3. Unify common goals and governance requirements

The common goals for linking cyber and environmental risks include the company and its employees and stakeholders, as well as broader communities and governments. The examples outlined above illustrate how both cyber risk and climate risk can impact employees, customers and partners.

Criminals, meanwhile, will increasingly target devices and infrastructure to amplify impact and launch multi-pronged attacks. Attacking the grid or causing a power outage, leak or other disruption undermines public confidence and successfully diverts resources and attention from other pressing needs. In this way, geopolitical tensions — which often focus on energy resources and can even involve hacktivism — can easily become a corporate matter.

Both cyber and climate threats underlie all business functions and operations, and organizations cannot address them effectively as independent vertical entities.

Therefore, companies need comprehensive cybersecurity regulations, both for the surrounding infrastructure and for the general IT and operational technology (OT) business infrastructure. To date, this has been a vexing challenge for the cybersecurity industry as politicians and companies have struggled to define governance at the right scale. It is difficult to find the balance between common standards that are universally applicable and ones that are specific enough to be useful and take into account the needs of individual companies and their wide range of technologies. It is notable that similar dynamics are playing out in the area of ​​environmental, social and governance (ESG) efforts, with a proliferation of frameworks and a lack of common consensus.

However, several voluntary frameworks exist to support organizations’ cybersecurity and environmental governance.

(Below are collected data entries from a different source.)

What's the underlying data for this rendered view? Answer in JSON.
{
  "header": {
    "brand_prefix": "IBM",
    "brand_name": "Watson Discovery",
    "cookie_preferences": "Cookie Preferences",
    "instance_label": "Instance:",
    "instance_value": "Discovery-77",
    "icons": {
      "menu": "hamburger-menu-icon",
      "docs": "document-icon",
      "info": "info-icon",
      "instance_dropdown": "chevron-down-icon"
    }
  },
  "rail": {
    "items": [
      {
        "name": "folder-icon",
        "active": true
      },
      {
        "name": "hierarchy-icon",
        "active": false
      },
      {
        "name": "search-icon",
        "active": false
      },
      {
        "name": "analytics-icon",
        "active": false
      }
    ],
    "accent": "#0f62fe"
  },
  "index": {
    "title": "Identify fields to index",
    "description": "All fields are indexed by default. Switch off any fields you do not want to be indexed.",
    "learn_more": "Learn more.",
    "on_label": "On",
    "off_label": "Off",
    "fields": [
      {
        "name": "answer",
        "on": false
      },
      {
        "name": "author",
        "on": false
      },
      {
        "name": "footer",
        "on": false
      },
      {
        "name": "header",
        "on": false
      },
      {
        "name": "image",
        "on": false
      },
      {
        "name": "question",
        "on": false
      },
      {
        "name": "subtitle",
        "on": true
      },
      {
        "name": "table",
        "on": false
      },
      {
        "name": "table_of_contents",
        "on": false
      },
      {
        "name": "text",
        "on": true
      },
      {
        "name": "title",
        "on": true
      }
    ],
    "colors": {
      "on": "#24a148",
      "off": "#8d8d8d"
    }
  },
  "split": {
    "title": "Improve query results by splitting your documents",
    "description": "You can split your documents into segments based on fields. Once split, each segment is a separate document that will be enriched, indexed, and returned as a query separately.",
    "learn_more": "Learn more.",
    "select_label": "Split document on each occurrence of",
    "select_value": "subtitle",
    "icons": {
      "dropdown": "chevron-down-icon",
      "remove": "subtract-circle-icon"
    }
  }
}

Now is the time to update their best practices to include common risks.

4. Update existing best practices to address both cyber and climate risks

While standards remain fragmented, organizations can take multiple steps to address both risk vectors simultaneously. These include, for example, the following:

  • Prioritize data and information collection for better reporting and measurement.
  • Conduct regular risk assessments and incorporate third-party audits, with accountability to internal and external stakeholders.
  • Design cyber and climate risk mitigation capabilities as a competitive differentiator. Consider both areas when evaluating tools and vendors before making any new investments or implementations.
  • Development and enforcement of policies and procedures for risk mitigation and ongoing dynamic threat assessment.
  • Plan for incidents and equip employees for emergencies.
  • Consider the entire digital ecosystem and conduct risk inventories across all IT/OT assets, supply chain, partner networks and distributed network designs. Share information and get involved in collective mitigation.

Several groups are emerging to support efforts at the intersection of cyber risk and climate risk. Some, like the International Society of Automation and the Cybersecurity and Infrastructure Security Agency, offer resources for multiple business contexts. Others, including a growing number of advisors, industry consortia, and security and ESG software providers, are focusing on the intersection of cyber and climate risks in specific sectors. One such group is the Water Information Sharing and Analysis Center.

5. Beyond ESG, think of governance as a strategy

It makes strategic sense to put responsible corporate governance at the heart of business operations and investment decisions – the key commonality between cyber risk and climate risk management. ESG is the currently much-discussed term for how companies take stock of their commitments, commitments and responsibilities at large. But good governance isn’t just a trendy reporting exercise.

Rather, good corporate governance is about directing the company to meet its mission objectives with market integrity: compete profitably while acknowledging and addressing uncertainties, complexities and the potential for harm. And it has never been clearer that linking cyber and environmental risks to improving good governance is essential to achieve optimal, long-term business resilience.